If we want Freedom in the full sense of the word, then we must be strong enough to face all the issues that freedom brings in its train. Among the most burning issues is the amount of knowledge of what goes on in the homosexual world. For, there is, and there is going to be, a special homosexual world as long as heterosexual beings shun homosexual participation to the wider life of society as a whole.

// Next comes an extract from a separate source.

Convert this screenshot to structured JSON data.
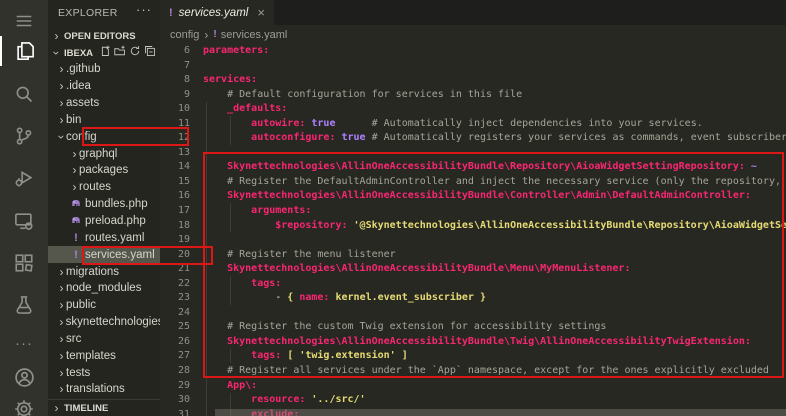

THE KISSING FISH. a book written by a normal (?) woman, and, therefore, completely unbiased, offers a first hand knowledge of a special segment of the homosexual world. the segment made up of virile boys loving effeminate youth, and effeminate youths loving virile boys. Other, and quite a few more, segments of this world do exist, but the author is particularly concerned with the truth about those two groups. The truth is what it is, and it will never hurt anybody; furthermore, if it is told in such a light, frothy, delightful, I would almost say, feminine, way like the way Monique Lange tells it, and like the translator evidently knew how to render into English from the original French, it becomes highly palatable and convincing.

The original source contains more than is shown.